The Solution: set_task_status()¶
Use set_task_status() to update the dashboard status from within your task:
from antflow import set_task_status
async def process_openai_batch(file_path: str):
# Step 1: Upload
set_task_status("⬆️ Uploading file...")
file_id = await upload_to_openai(file_path)
# Step 2: Poll with live status
set_task_status("⏳ Polling: preparing...")
while True:
status = await check_batch_status(file_id)
set_task_status(f"⏳ Polling: {status}...")
if status == "completed":
break
await asyncio.sleep(10)
# Step 3: Download
set_task_status("⬇️ Downloading results...")
return await download_results(file_id)
Now the dashboard's "Current Task" column will show:
- ⬆️ Uploading file... (for 2 seconds)
- ⏳ Polling: preparing... (for ~1 minute)
- ⏳ Polling: processing... (for ~3 minutes)
- ⏳ Polling: finalizing... (for ~1 minute)
- ⬇️ Downloading results... (for 3 seconds)
How It Works¶
⚠️ IMPORTANT:
set_task_status()requires polling-based dashboards to work. It does NOT triggerStatusTrackercallbacks.
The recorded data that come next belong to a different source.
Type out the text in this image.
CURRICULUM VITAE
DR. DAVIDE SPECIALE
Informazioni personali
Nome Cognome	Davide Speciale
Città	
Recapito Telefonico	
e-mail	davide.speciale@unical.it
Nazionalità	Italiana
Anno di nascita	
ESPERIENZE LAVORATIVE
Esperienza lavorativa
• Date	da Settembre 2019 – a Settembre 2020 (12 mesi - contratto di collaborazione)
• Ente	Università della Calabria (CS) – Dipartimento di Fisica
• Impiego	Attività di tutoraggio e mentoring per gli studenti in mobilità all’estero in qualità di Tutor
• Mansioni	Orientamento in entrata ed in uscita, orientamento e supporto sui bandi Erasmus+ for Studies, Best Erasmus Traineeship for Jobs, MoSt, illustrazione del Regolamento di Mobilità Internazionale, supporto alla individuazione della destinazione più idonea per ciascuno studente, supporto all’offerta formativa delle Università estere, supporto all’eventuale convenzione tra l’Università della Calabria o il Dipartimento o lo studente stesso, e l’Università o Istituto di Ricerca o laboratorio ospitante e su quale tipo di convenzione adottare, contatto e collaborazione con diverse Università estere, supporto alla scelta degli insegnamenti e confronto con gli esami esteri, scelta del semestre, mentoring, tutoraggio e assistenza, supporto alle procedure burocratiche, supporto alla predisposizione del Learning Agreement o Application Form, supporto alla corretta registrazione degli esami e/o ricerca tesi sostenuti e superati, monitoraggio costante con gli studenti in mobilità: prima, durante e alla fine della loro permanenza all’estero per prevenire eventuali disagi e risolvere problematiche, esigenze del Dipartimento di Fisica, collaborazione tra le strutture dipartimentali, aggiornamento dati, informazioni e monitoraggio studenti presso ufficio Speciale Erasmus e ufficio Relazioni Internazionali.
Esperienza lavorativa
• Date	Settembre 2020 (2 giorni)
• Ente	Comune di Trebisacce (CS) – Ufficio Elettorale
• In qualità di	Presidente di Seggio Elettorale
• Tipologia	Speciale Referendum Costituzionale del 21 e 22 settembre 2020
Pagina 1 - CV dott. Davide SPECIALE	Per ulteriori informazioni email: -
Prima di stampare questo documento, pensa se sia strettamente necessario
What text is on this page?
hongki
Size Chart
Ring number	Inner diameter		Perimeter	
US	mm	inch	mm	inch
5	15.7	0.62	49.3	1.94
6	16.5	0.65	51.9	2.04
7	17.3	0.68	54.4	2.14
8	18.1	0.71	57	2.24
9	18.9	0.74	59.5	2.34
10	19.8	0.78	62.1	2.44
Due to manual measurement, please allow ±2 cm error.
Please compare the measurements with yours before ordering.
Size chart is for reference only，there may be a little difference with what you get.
See Limitations for details.
- Context Variable:
set_task_status()uses Python'scontextvarsto update the current worker's state - Dashboard Polling: The dashboard polls
pipeline.get_dashboard_snapshot()every 0.5s (default, configurable) - Real-time Updates: Status changes appear in the dashboard on the next poll cycle
- No Events: This does NOT emit events - callbacks like
on_status_changewill never see these updates
Example: Using with Pipeline.create()¶
from antflow import Pipeline, set_task_status
async def process_file(filename: str):
set_task_status("🔍 Validating...")
await asyncio.sleep(1)
set_task_status("📖 Reading...")
await asyncio.sleep(1)
set_task_status("⚙️ Processing...")
await asyncio.sleep(2)
set_task_status("💾 Saving...")
await asyncio.sleep(1)
return {"file": filename, "status": "done"}
# Run with detailed dashboard to see the "Current Task" column
pipeline = Pipeline.create().add("Process", process_file, workers=3).build()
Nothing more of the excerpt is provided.